M.D. Lachlan brings us a story from the North, where a Prince falls in love with a farmer’s daughter and goes to the far ends of the earth to rescue her from slavery. Vali is the Prince in question, a boy stolen by King Athun under the influence of prophecy. What begins as a straightforward tale of Viking politics and berserker raiding as Vali grows from boy to man becomes infinitely more rewarding — a novel dealing with secretive magic and an everlasting battle between the Gods Odin and Loki.
The strength of Wolfsangel lies in Lachlan’s superlative storytelling skill. He evokes the frozen wastes of the Viking kings. We feel the biting cold, see the bleak wilderness, hear the myths of the Gods. From the very first the characters are larger than life, yet still believable and easy to sympathise with. I particularly enjoyed exploring the twin brothers Vali and Feileg. Their growth and development through the novel is handled excellently, leaving the reader always keen to keep turning pages.
I also appreciated the magical elements of the novel, since they matched tonally with the rest of the novel, being brutal and very dark. The witches have to earn their magic in all manner of unspeakable ways, while the Gods do not bestride this novel as all-powerful beings — rather, they scheme and operate from behind the scenes, especially Loki.
Speaking of Loki, for a character who is barely present in the novel, he steals every page he cavorts across. I would love to see more of the Trickster God in subsequent novels! I loved dialogue such as the following:
You chose imperfection — what could be more perfect? You saw your imperfection was perfection and therefore remedied it by imposing an imperfection on yourself thereby becoming perfect again. The logic is imperfectly flawless.
Some of Lachlan’s prose is honestly beautiful, which is unexpected considering the rather martial nature of much of the book.
The mountain winds tearing through his mind, past-less and future-less, he lived caught in the moment with no more thought than a snowflake on the breeze.
What really struck me as I read this novel, in fact, was the remarkable similarity in tone to David Gemmell’s work — and THAT is a compliment as far as I’m concerned. The historical leanings of the book coupled with some fine martial descriptions and a sprinkle of mysticism had me cheering at the idea that finally someone has taken up the mantle of our finest heroic fantasy writer!
I had just two minor disappointments. One of these is that the “twist,” which would have been spectacular had it come upon the reader all unaware, is splashed all over the blurb on the back of the book and is fairly common knowledge for those picking up Wolfsangel. I appreciate the difficulty of keeping something of that magnitude secret once the book picks up readers, but I would have loved to read the novel without knowing about the werewolf slant.

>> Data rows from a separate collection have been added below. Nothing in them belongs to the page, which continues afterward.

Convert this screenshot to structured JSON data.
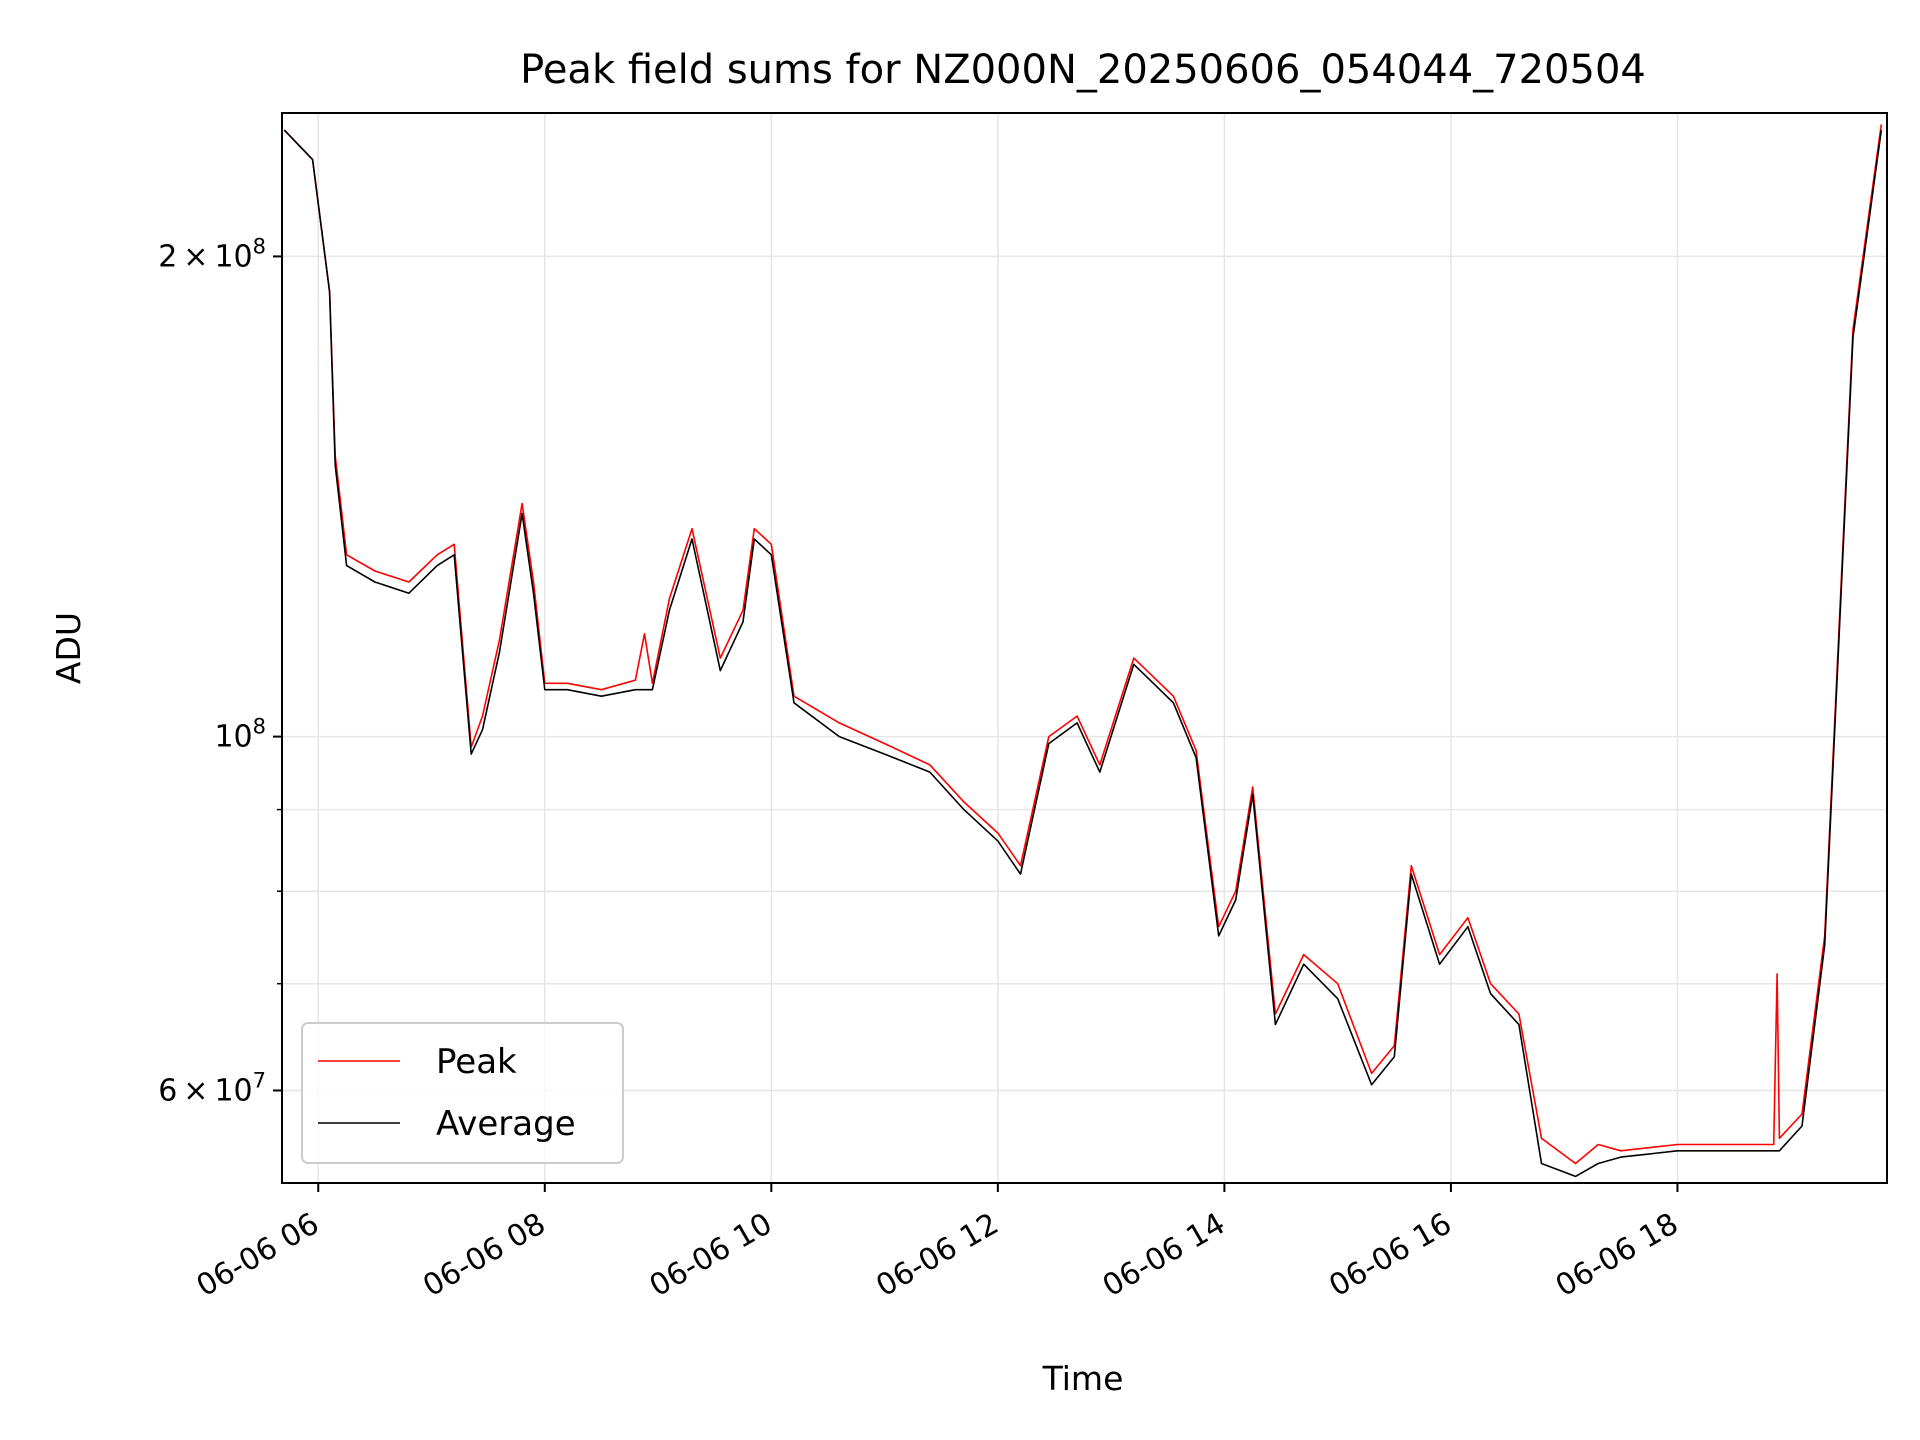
{
  "chart_data": {
    "type": "line",
    "title": "Peak field sums for NZ000N_20250606_054044_720504",
    "xlabel": "Time",
    "ylabel": "ADU",
    "x_ticks": [
      "06-06 06",
      "06-06 08",
      "06-06 10",
      "06-06 12",
      "06-06 14",
      "06-06 16",
      "06-06 18"
    ],
    "x_tick_hours": [
      6,
      8,
      10,
      12,
      14,
      16,
      18
    ],
    "xlim_hours": [
      5.68,
      19.85
    ],
    "y_scale": "log",
    "ylim": [
      52500000,
      246000000
    ],
    "y_major_ticks": [
      {
        "value": 200000000,
        "mant": "2",
        "base": "10",
        "exp": "8"
      },
      {
        "value": 100000000,
        "mant": "",
        "base": "10",
        "exp": "8"
      },
      {
        "value": 60000000,
        "mant": "6",
        "base": "10",
        "exp": "7"
      }
    ],
    "times_symbol": "×",
    "y_minor_ticks": [
      70000000,
      80000000,
      90000000
    ],
    "grid": true,
    "legend_position": "lower-left",
    "colors": {
      "peak": "#ff0000",
      "average": "#000000",
      "grid": "#e6e6e6"
    },
    "series": [
      {
        "name": "Peak",
        "color": "#ff0000",
        "x_hours": [
          5.7,
          5.95,
          6.1,
          6.15,
          6.25,
          6.5,
          6.8,
          7.05,
          7.2,
          7.35,
          7.45,
          7.6,
          7.8,
          7.9,
          8.0,
          8.2,
          8.5,
          8.8,
          8.88,
          8.95,
          9.1,
          9.3,
          9.55,
          9.75,
          9.85,
          10.0,
          10.2,
          10.6,
          11.0,
          11.4,
          11.7,
          12.0,
          12.2,
          12.45,
          12.7,
          12.9,
          13.2,
          13.55,
          13.75,
          13.95,
          14.1,
          14.25,
          14.45,
          14.7,
          15.0,
          15.3,
          15.5,
          15.65,
          15.9,
          16.15,
          16.35,
          16.6,
          16.8,
          17.1,
          17.3,
          17.5,
          18.0,
          18.5,
          18.85,
          18.88,
          18.9,
          19.1,
          19.3,
          19.55,
          19.8
        ],
        "y": [
          240000000,
          230000000,
          190000000,
          150000000,
          130000000,
          127000000,
          125000000,
          130000000,
          132000000,
          98500000,
          103000000,
          115000000,
          140000000,
          125000000,
          108000000,
          108000000,
          107000000,
          108500000,
          116000000,
          108000000,
          122000000,
          135000000,
          112000000,
          120000000,
          135000000,
          132000000,
          106000000,
          102000000,
          99000000,
          96000000,
          91000000,
          87000000,
          83000000,
          100000000,
          103000000,
          96000000,
          112000000,
          106000000,
          98000000,
          76000000,
          80000000,
          93000000,
          67000000,
          73000000,
          70000000,
          61500000,
          64000000,
          83000000,
          73000000,
          77000000,
          70000000,
          67000000,
          56000000,
          54000000,
          55500000,
          55000000,
          55500000,
          55500000,
          55500000,
          71000000,
          56000000,
          58000000,
          75000000,
          180000000,
          242000000
        ]
      },
      {
        "name": "Average",
        "color": "#000000",
        "x_hours": [
          5.7,
          5.95,
          6.1,
          6.15,
          6.25,
          6.5,
          6.8,
          7.05,
          7.2,
          7.35,
          7.45,
          7.6,
          7.8,
          7.9,
          8.0,
          8.2,
          8.5,
          8.8,
          8.95,
          9.1,
          9.3,
          9.55,
          9.75,
          9.85,
          10.0,
          10.2,
          10.6,
          11.0,
          11.4,
          11.7,
          12.0,
          12.2,
          12.45,
          12.7,
          12.9,
          13.2,
          13.55,
          13.75,
          13.95,
          14.1,
          14.25,
          14.45,
          14.7,
          15.0,
          15.3,
          15.5,
          15.65,
          15.9,
          16.15,
          16.35,
          16.6,
          16.8,
          17.1,
          17.3,
          17.5,
          18.0,
          18.5,
          18.9,
          19.1,
          19.3,
          19.55,
          19.8
        ],
        "y": [
          240000000,
          230000000,
          190000000,
          148000000,
          128000000,
          125000000,
          123000000,
          128000000,
          130000000,
          97500000,
          101000000,
          113000000,
          138000000,
          123000000,
          107000000,
          107000000,
          106000000,
          107000000,
          107000000,
          120000000,
          133000000,
          110000000,
          118000000,
          133000000,
          130000000,
          105000000,
          100000000,
          97500000,
          95000000,
          90000000,
          86000000,
          82000000,
          99000000,
          102000000,
          95000000,
          111000000,
          105000000,
          97000000,
          75000000,
          79000000,
          92000000,
          66000000,
          72000000,
          68500000,
          60500000,
          63000000,
          82000000,
          72000000,
          76000000,
          69000000,
          66000000,
          54000000,
          53000000,
          54000000,
          54500000,
          55000000,
          55000000,
          55000000,
          57000000,
          74000000,
          178000000,
          240000000
        ]
      }
    ]
  }
}
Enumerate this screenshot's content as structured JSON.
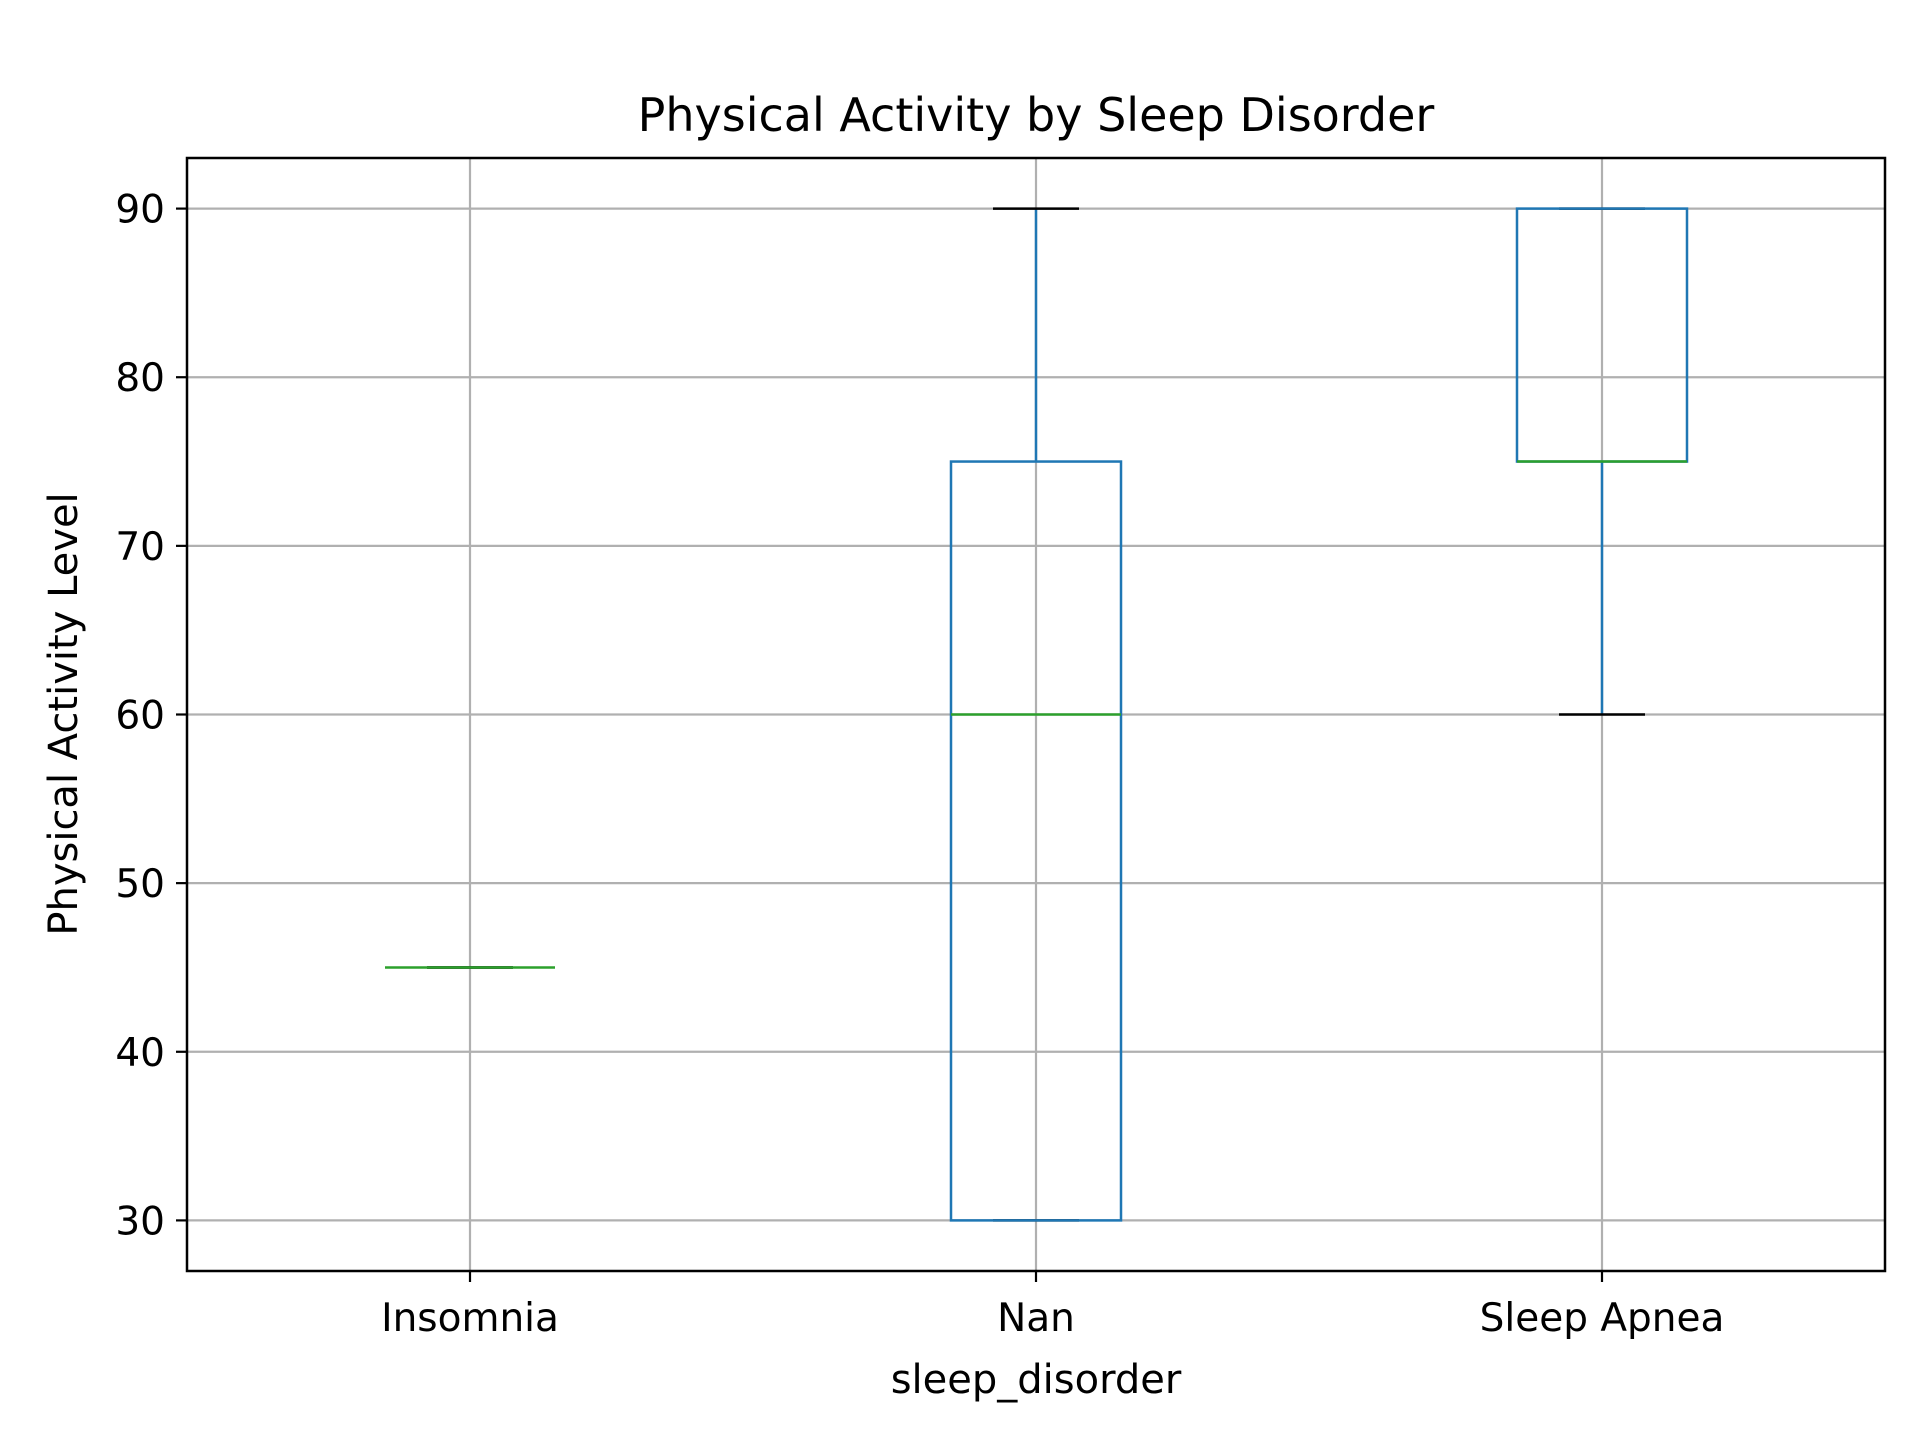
{
  "chart_data": {
    "type": "box",
    "title": "Physical Activity by Sleep Disorder",
    "xlabel": "sleep_disorder",
    "ylabel": "Physical Activity Level",
    "categories": [
      "Insomnia",
      "Nan",
      "Sleep Apnea"
    ],
    "boxes": [
      {
        "category": "Insomnia",
        "whisker_low": 45,
        "q1": 45,
        "median": 45,
        "q3": 45,
        "whisker_high": 45
      },
      {
        "category": "Nan",
        "whisker_low": 30,
        "q1": 30,
        "median": 60,
        "q3": 75,
        "whisker_high": 90
      },
      {
        "category": "Sleep Apnea",
        "whisker_low": 60,
        "q1": 75,
        "median": 75,
        "q3": 90,
        "whisker_high": 90
      }
    ],
    "yticks": [
      30,
      40,
      50,
      60,
      70,
      80,
      90
    ],
    "ylim": [
      27,
      93
    ],
    "grid": true,
    "colors": {
      "box": "#1f77b4",
      "median": "#2ca02c",
      "cap": "#000000",
      "grid": "#b0b0b0"
    }
  }
}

The second is that at times the switch between no-nonsense all-action heroism and dreamlike prose can be a little abrupt. As a reader, it left me wondering a couple of times if I had accidentally skipped pages. The choppy nature was much more evident in the first quarter of the book. By the time I reached the explosive finale, it was smoother and easier to deal with.
I really enjoyed Wolfsangel. Despite the oftentimes dark aspect of the novel, it is anchored by a warm heart — the love story between Vali and Adisla that is destined to echo down the ages — and it is this that kept me reading long into the night. I can’t wait for the next in this series. M.D. Lachlan has penned a winner.